The original standard read: “explain the impact of Enlightenment ideas from John Locke, Thomas Hobbes, Voltaire, Charles de Montesquieu, Jean Jacques Rousseau, and Thomas Jefferson on political revolutions from 1750 to the present.”
Cynthia Dunbar, one of the board’s most outspoken religious conservatives, persuaded the board to change the standard to this: “explain the impact of the writings of John Locke, Thomas Hobbes, Voltaire, Charles de Montesquieu, Jean Jacques Rousseau, Thomas Aquinas, John Calvin and Sir William Blackstone.”
Board members have pointed to no historian to support the change. In fact, the board’s far-right members, such as Chairwoman Gail Lowe, have simply stated their own opinions about Jefferson as fact. Here’s what Lowe said last week:
“This was inappropriate placement of Jefferson ’s name. Jefferson was not himself an Enlightenment philosopher, although he was heavily influenced by the writings of these individuals.”
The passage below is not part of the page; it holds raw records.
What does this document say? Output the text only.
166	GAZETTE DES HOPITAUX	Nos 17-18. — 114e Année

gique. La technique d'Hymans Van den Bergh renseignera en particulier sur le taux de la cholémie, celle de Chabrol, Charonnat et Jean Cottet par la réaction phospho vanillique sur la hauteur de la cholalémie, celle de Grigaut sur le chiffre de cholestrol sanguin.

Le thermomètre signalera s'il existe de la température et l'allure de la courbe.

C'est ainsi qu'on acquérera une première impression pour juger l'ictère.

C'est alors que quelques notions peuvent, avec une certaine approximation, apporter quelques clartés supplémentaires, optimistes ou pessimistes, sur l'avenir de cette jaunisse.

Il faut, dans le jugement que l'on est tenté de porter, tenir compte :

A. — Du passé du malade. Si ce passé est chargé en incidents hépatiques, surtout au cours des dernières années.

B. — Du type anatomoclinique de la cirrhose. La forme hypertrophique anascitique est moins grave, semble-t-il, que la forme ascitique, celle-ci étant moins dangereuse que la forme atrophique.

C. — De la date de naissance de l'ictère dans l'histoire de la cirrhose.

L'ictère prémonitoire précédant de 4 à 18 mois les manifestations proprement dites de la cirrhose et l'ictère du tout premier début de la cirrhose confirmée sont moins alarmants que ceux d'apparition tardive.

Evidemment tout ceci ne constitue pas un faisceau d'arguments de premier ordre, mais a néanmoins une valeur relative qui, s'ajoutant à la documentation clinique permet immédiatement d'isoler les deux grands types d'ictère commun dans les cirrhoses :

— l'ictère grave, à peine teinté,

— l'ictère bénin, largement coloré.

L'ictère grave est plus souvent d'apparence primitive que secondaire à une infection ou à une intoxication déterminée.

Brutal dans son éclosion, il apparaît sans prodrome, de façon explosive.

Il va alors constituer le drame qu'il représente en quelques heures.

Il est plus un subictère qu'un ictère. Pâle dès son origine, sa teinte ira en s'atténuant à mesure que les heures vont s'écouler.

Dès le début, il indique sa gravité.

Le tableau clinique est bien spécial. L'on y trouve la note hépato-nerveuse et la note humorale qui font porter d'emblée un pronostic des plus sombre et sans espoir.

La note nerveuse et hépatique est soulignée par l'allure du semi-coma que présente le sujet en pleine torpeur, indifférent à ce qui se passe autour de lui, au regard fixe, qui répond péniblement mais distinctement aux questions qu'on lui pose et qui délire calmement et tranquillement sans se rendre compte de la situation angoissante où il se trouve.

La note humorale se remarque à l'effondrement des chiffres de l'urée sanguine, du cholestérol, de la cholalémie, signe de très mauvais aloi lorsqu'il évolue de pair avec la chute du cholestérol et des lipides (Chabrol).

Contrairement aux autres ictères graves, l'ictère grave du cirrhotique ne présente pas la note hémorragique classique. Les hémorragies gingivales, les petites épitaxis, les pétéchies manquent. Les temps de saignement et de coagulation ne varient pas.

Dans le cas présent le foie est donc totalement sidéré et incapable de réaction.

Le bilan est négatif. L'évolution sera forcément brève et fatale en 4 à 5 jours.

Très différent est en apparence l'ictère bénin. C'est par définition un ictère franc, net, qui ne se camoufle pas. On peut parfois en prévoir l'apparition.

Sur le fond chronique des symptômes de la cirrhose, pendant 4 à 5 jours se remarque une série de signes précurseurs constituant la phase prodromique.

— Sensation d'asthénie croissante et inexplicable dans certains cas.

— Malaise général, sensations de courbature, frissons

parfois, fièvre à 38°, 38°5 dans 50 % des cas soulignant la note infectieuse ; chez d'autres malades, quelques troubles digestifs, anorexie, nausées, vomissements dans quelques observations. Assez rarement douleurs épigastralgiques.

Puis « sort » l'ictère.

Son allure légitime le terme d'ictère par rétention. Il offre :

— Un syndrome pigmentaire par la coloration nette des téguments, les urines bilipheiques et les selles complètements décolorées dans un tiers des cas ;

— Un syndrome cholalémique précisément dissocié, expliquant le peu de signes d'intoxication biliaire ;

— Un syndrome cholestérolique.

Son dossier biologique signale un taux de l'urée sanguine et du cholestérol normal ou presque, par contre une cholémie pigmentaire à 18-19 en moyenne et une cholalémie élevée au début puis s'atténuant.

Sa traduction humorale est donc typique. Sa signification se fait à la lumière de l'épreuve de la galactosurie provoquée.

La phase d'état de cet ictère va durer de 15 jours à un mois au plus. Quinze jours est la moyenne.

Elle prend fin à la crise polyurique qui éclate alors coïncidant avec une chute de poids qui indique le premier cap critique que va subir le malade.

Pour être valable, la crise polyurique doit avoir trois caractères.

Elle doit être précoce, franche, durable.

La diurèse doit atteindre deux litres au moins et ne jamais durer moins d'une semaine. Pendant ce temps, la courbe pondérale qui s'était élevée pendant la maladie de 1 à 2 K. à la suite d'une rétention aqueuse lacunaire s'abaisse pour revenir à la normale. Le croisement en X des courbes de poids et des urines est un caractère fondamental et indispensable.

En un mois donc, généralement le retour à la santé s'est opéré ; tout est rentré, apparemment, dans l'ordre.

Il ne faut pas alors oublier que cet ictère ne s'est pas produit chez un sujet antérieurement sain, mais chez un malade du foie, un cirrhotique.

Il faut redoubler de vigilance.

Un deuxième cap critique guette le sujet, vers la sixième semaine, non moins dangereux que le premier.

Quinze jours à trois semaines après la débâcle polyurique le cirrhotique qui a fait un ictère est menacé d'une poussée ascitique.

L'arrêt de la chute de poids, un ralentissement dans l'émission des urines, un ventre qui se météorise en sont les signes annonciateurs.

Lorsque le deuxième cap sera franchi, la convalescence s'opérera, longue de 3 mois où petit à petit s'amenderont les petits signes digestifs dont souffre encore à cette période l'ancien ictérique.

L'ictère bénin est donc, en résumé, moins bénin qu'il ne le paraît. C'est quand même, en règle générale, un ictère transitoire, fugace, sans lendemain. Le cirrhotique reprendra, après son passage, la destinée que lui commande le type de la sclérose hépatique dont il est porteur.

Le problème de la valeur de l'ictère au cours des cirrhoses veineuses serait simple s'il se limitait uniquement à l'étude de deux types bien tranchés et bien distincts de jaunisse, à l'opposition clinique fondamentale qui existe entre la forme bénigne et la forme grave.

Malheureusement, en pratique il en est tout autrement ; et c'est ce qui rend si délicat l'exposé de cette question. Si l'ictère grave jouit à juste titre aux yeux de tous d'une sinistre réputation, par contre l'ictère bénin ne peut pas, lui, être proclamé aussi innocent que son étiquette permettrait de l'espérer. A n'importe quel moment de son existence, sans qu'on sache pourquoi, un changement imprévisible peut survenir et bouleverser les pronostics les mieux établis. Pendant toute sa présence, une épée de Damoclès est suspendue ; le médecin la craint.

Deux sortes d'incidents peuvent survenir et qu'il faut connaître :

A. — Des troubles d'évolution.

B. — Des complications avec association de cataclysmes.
We decided it was past time that someone — especially if the board itself won’t do it — ask a real historian, instead of politicians, to weigh in on this. So we forwarded Lowe’s statement and the revised standard to Dr. Edward Countryman, university distinguished professor at Southern Methodist University in Dallas. Prof. Countryman is an award-winning author and specialist on colonial America and the American revolution. Here is what he has to say:
There is absolutely no question that Jefferson is an Enlightenment figure of the first order. In my major-level Revolution course I’ve just taught Jefferson’s Notes on Virginia (1782), having previously taught his emergence piece (“A Summary View of the Rights of British America”) and the Declaration. We’ll continue the Notes on Tuesday dealing specifically with the tortured language on slavery and race.